The SEC estimates that public companies would incur direct costs of $6.37 billion to comply with the proposed rule. That far exceeds the estimated $3.85 billion in compliance costs for all current SEC regulations. However, the aggregate effect of the proposed rule on the entire U.S. economy goes beyond the direct compliance costs to the affected firms.

To estimate the total cost (both direct and indirect), I used the Regional Economic Models Inc. (REMI) model of the U.S. economy. REMI is a dynamic, computable general equilibrium model of the interlinkages of components of the economy (e.g., aggregate demand for consumer goods and services, investment, government, net international trade, labor and capital demand of companies, demographics and labor supply, interactions between firms and households) at regional and national levels. By entering the direct compliance cost as a regulatory cost increase (a de facto tax) on businesses, REMI can model the ripple effects of the compliance rule throughout the broader economy.

I estimated that by the end of the decade, when implementation is complete, the rule will result in approximately $25 billion per year in forgone output and 200,000 fewer jobs created each year. The effect would be most severe in capital-intensive sectors and sectors with a high relative number of publicly traded companies, such as large industrial firms and the finance sector. (For a more in-depth discussion of my estimate, see “The Unconsidered Costs of the SEC’s Climate Disclosure Rule,” Social Science Research Network working paper no. 4156825.)

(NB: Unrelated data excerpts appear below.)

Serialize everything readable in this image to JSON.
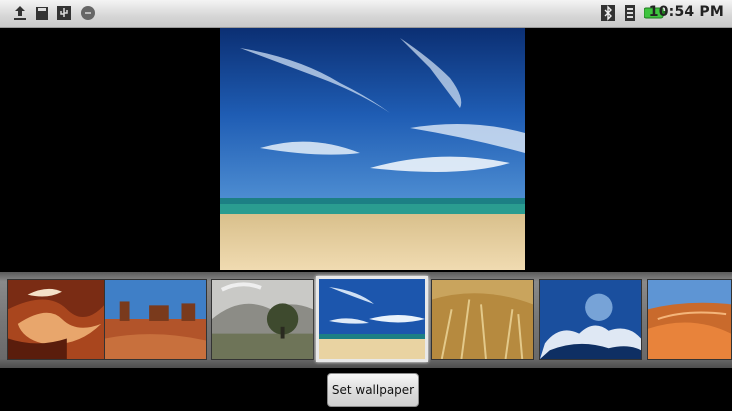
{
  "status_bar": {
    "left_icons": [
      "upload-icon",
      "sd-card-icon",
      "usb-icon",
      "notification-dot-icon"
    ],
    "right_icons": [
      "bluetooth-icon",
      "signal-icon",
      "battery-icon"
    ],
    "time": "10:54 PM",
    "battery_color": "#3fc43f"
  },
  "preview": {
    "image": "beach-sky-wallpaper"
  },
  "gallery": {
    "thumbnails": [
      {
        "image": "canyon-wallpaper",
        "selected": false
      },
      {
        "image": "desert-buttes-wallpaper",
        "selected": false
      },
      {
        "image": "tree-hills-wallpaper",
        "selected": false
      },
      {
        "image": "beach-sky-wallpaper",
        "selected": true
      },
      {
        "image": "wheat-field-wallpaper",
        "selected": false
      },
      {
        "image": "clouds-sky-wallpaper",
        "selected": false
      },
      {
        "image": "sand-dunes-wallpaper",
        "selected": false
      }
    ]
  },
  "actions": {
    "set_wallpaper_label": "Set wallpaper"
  }
}
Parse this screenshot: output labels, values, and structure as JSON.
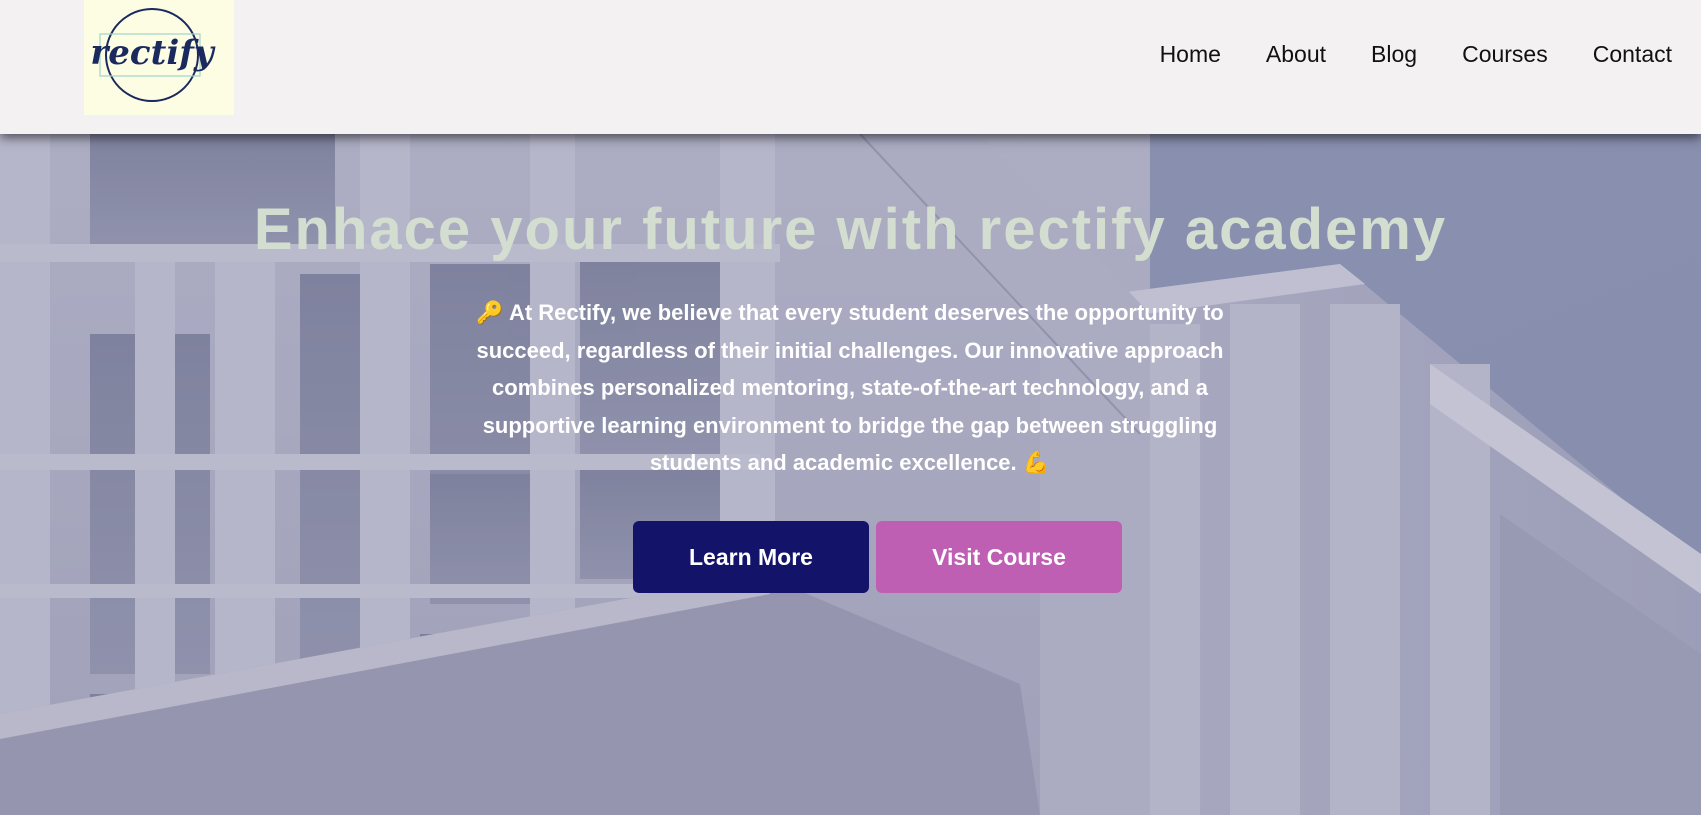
{
  "header": {
    "logo_text": "rectify",
    "nav": [
      {
        "label": "Home"
      },
      {
        "label": "About"
      },
      {
        "label": "Blog"
      },
      {
        "label": "Courses"
      },
      {
        "label": "Contact"
      }
    ]
  },
  "hero": {
    "title": "Enhace your future with rectify academy",
    "icon_key": "🔑",
    "description": "At Rectify, we believe that every student deserves the opportunity to succeed, regardless of their initial challenges. Our innovative approach combines personalized mentoring, state-of-the-art technology, and a supportive learning environment to bridge the gap between struggling students and academic excellence.",
    "icon_muscle": "💪",
    "buttons": {
      "learn_more": "Learn More",
      "visit_course": "Visit Course"
    }
  },
  "colors": {
    "header_bg": "#f3f1f2",
    "logo_bg": "#fdfde4",
    "logo_ink": "#1b2a5e",
    "title": "#d3ddd0",
    "learn_more_bg": "#14136a",
    "visit_course_bg": "#bf5fb4"
  }
}
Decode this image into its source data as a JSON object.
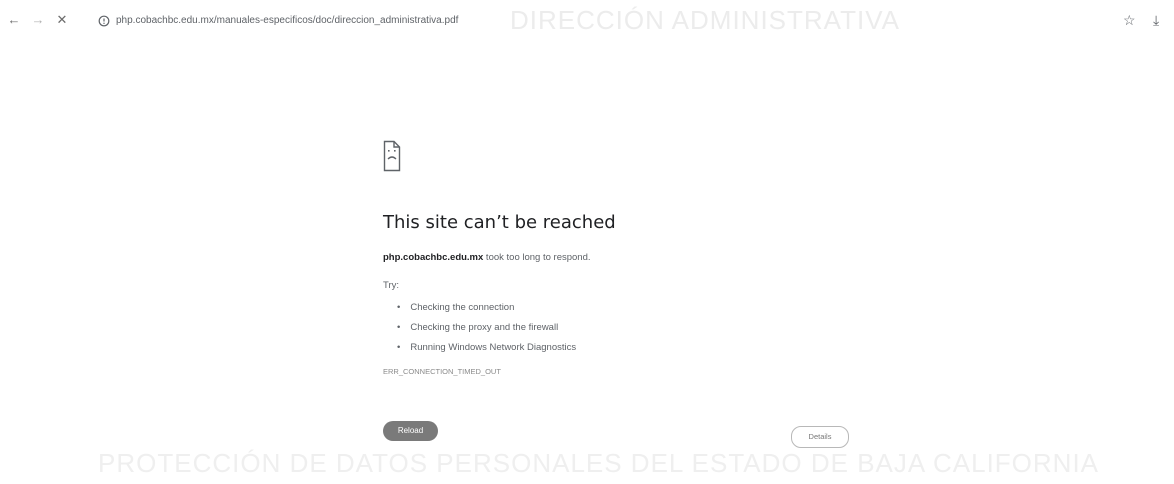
{
  "browser": {
    "url": "php.cobachbc.edu.mx/manuales-especificos/doc/direccion_administrativa.pdf",
    "nav": {
      "back": "←",
      "forward": "→",
      "stop": "✕"
    },
    "background_title": "DIRECCIÓN ADMINISTRATIVA",
    "icons": {
      "star": "☆",
      "download": "⤓"
    }
  },
  "error": {
    "title": "This site can’t be reached",
    "host": "php.cobachbc.edu.mx",
    "message": " took too long to respond.",
    "try_label": "Try:",
    "suggestions": [
      "Checking the connection",
      "Checking the proxy and the firewall",
      "Running Windows Network Diagnostics"
    ],
    "code": "ERR_CONNECTION_TIMED_OUT",
    "reload_label": "Reload",
    "details_label": "Details"
  },
  "background_footer": "PROTECCIÓN DE DATOS PERSONALES DEL ESTADO DE BAJA CALIFORNIA"
}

The increased compliance costs as well as their associated ripple effects throughout the supply chain raise U.S. firms’ cost of doing business. The intent of the rule is to incentivize firms to mitigate carbon-intensive activities. While this would help to combat climate change, without a corresponding decline in the demand for carbon-intensive activities, more carbon-intensive products would be produced either by non-public firms that aren’t directly covered by the rule or in countries without such disclosure rules.

Given that carbon emissions are a global pollutant, simply shifting their emissions overseas ultimately does not lead to improvements in climate change outcomes. However, it does reduce domestic economic activity and employment.